Temporary insanity. That was all it was. They’d both had their tempers up, and his adrenaline had probably been pumping for hours. More, she had been disarmed by the way he had backed down, owning his bad behavior when she called him on it.

In her experience, that wasn’t the way real jerks operated. Which meant … well, it didn’t matter what it meant. Her gut said he was complicated, and she didn’t have any room in her life for personal complications. She was there to do her job … which was about evidence, not ogling.

Deliberately, she forced her mind back on track.

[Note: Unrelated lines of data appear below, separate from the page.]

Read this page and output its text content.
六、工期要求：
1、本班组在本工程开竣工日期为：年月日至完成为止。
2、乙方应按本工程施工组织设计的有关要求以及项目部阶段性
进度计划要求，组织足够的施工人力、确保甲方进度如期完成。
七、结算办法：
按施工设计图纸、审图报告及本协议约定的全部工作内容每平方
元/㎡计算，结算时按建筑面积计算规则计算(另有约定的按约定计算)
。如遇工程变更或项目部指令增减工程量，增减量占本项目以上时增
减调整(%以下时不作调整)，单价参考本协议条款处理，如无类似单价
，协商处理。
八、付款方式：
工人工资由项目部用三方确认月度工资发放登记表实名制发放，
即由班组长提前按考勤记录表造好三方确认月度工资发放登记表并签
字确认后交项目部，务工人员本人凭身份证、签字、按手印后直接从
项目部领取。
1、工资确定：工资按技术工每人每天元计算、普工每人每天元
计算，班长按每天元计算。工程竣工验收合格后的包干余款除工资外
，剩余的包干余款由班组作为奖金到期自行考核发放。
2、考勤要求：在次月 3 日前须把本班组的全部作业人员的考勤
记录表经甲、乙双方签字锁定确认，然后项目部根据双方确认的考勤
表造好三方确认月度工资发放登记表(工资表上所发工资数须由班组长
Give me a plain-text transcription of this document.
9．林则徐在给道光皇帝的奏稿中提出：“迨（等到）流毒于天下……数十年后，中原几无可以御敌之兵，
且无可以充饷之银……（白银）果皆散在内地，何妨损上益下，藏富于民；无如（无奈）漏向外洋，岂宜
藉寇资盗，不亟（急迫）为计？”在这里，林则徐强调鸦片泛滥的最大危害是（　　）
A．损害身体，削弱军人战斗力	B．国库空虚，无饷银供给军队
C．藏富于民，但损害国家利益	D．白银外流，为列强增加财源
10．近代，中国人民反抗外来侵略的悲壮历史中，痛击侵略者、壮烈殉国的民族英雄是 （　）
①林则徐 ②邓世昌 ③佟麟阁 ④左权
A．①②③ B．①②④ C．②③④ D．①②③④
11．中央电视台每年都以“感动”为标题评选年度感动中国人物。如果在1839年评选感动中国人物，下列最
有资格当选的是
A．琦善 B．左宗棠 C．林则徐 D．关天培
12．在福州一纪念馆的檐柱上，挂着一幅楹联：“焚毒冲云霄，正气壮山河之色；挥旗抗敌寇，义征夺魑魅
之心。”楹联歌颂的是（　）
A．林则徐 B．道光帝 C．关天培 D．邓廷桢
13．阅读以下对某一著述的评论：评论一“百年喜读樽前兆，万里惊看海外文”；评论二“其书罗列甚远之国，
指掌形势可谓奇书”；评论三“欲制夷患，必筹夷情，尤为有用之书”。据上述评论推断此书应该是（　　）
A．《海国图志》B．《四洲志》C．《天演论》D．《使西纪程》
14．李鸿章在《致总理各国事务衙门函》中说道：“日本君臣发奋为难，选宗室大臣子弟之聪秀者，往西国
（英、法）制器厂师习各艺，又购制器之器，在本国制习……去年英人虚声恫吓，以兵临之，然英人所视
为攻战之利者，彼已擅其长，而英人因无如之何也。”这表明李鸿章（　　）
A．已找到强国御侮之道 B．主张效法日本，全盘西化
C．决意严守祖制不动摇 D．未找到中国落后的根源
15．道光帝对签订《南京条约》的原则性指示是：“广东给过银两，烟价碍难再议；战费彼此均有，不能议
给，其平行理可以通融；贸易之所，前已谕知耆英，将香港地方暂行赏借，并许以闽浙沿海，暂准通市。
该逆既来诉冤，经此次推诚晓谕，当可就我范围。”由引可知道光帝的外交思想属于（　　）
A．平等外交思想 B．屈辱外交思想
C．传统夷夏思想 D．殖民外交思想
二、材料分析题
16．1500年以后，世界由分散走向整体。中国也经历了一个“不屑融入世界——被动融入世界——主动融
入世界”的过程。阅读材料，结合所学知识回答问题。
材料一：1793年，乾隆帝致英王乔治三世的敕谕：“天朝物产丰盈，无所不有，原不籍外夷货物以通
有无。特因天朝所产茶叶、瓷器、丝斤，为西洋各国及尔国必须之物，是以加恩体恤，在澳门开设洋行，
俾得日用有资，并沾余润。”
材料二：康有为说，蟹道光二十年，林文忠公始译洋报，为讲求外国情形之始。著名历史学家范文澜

The bagged shirt was tucked in the bottom of her field kit. She would process the feather back in the lab, where she could keep absolute track of the environment. But she already knew some of the assessments she would need to make: Was it real or fake? Where had it come from? Why had Tanya been clutching it?

The last question wasn’t really part of an analyst’s job—it was up to the cops and attorneys to turn the data into a story.

But then again, she lived outside the box.

When Blackthorn hit the top of the high ridge, he paused and turned back to her. Surprise flickered when he saw that she was only a few paces behind him and not even breathing particularly hard.

She grinned. “When I was in my early teens, my parents went on a survivalist kick and decided all four of us kids needed to know how to take care of ourselves, no matter what. Our family vacations turned into something out of Survivor for a few years. Yosemite, the Sonoran Desert, Alaska … Some of it seemed like torture at the time, but looking back, it wasn’t. It’s just the way my family operates.” “As survivalists?”